I'm not sure if the T is currently double-berthing trains at Park Street, but I know they have in the past, so that's another variable to consider when estimating future throughput capacity.
 
I'm not sure if the T is currently double-berthing trains at Park Street, but I know they have in the past, so that's another variable to consider when estimating future throughput capacity.
I don't think so? It's quite operationally complex and not super practical if you want the trains to, you know, stay still while people board. This was not a concern in the early 1900s.

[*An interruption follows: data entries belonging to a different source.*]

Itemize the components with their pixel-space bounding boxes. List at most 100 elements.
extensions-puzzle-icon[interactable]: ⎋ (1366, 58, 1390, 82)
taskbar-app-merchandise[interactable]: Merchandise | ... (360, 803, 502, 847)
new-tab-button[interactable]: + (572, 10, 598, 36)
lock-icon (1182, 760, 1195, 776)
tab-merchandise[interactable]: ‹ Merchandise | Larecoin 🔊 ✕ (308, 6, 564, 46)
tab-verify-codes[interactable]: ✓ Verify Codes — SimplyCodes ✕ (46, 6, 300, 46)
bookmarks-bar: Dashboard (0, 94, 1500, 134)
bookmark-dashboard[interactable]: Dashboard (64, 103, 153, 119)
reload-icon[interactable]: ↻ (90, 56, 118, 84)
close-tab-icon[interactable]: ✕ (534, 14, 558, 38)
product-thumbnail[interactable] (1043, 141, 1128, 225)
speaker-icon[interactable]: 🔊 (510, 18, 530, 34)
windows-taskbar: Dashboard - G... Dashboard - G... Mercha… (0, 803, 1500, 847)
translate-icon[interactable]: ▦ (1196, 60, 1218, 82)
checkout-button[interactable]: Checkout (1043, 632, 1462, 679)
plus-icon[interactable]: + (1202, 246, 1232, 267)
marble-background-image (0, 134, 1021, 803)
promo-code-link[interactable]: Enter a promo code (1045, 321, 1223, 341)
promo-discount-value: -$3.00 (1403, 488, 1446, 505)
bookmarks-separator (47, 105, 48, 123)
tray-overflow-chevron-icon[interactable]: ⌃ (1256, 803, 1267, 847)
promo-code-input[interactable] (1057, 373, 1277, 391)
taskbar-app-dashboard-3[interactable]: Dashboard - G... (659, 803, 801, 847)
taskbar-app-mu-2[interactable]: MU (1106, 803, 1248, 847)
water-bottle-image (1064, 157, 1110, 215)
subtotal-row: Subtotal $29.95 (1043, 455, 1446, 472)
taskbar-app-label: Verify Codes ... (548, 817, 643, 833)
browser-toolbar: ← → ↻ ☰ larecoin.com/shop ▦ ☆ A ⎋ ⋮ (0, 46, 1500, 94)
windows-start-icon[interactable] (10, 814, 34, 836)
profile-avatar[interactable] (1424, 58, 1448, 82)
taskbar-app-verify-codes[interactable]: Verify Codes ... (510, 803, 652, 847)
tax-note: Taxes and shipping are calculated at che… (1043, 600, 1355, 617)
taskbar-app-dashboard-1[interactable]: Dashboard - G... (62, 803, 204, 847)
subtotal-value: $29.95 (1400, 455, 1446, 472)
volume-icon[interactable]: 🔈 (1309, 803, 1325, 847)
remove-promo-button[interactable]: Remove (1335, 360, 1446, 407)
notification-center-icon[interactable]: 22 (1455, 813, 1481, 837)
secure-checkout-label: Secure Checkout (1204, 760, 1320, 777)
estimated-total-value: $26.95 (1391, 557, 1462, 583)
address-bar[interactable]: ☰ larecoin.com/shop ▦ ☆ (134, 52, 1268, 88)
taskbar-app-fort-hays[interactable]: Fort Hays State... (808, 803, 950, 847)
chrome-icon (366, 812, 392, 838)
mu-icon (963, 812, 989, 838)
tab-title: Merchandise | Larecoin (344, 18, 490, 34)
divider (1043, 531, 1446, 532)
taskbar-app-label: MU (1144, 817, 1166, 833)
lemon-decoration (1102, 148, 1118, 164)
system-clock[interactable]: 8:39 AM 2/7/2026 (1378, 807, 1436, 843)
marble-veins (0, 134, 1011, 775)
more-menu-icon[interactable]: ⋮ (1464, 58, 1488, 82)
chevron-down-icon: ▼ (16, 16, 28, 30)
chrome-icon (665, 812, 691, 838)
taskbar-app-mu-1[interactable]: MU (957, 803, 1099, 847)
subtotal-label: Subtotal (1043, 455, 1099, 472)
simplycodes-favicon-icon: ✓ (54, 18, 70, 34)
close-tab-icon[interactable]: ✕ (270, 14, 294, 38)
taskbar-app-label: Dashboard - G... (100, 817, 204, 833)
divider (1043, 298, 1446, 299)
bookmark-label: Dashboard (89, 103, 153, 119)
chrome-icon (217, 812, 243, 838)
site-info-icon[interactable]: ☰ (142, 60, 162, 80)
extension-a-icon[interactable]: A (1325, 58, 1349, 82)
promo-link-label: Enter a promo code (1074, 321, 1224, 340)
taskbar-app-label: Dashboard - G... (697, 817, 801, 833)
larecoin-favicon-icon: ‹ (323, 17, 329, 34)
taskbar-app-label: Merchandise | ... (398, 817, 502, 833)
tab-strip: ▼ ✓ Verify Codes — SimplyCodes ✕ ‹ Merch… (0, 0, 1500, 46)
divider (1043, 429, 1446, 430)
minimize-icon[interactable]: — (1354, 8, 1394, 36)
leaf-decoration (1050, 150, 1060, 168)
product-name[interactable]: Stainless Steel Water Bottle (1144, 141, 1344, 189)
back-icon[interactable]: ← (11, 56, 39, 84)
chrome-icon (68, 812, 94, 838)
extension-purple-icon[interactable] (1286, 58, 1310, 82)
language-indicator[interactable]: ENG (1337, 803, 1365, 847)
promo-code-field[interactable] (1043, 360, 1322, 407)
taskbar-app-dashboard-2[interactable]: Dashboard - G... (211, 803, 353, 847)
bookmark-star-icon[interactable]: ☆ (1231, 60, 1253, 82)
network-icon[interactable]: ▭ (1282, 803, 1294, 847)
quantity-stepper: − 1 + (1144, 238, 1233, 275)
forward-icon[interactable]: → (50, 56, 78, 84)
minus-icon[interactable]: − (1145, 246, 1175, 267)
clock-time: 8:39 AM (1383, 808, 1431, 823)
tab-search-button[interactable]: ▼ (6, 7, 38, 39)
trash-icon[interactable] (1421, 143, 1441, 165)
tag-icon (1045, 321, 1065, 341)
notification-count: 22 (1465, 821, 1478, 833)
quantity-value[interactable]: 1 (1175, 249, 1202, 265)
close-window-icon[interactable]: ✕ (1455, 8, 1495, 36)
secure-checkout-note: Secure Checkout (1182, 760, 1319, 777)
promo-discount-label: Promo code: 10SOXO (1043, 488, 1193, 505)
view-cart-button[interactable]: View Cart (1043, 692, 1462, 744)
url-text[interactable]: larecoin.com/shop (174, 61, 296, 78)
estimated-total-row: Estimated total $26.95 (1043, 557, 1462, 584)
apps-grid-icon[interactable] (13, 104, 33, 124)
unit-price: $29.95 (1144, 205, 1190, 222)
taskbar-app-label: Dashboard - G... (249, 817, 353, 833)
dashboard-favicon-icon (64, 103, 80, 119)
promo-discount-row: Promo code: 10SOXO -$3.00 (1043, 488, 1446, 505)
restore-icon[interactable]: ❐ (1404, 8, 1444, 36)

What I'm more sure about is that it's not a problem. Government Center operates just fine as a terminus for 2 branches without double-berthing, and the rest of the central subway can handle 3-4 through branches without it either.
 
I'm not sure if the T is currently double-berthing trains at Park Street, but I know they have in the past, so that's another variable to consider when estimating future throughput capacity.
I don't think so? It's quite operationally complex and not super practical if you want the trains to, you know, stay still while people board. This was not a concern in the early 1900s.

What I'm more sure about is that it's not a problem. Government Center operates just fine as a terminus for 2 branches without double-berthing, and the rest of the central subway can handle 3-4 through branches without it either.
I do agree with @TheRatmeister that it shouldn't be a problem. The T is already planning for concrete, real-world goals of running 2-car Type 10 hyper trains on today's Green Line, so they'll have to consider the fact that they can't berth two trains on the same platform (even if they do now -- which I think can happen, but am not sure at all and never paid attention to it).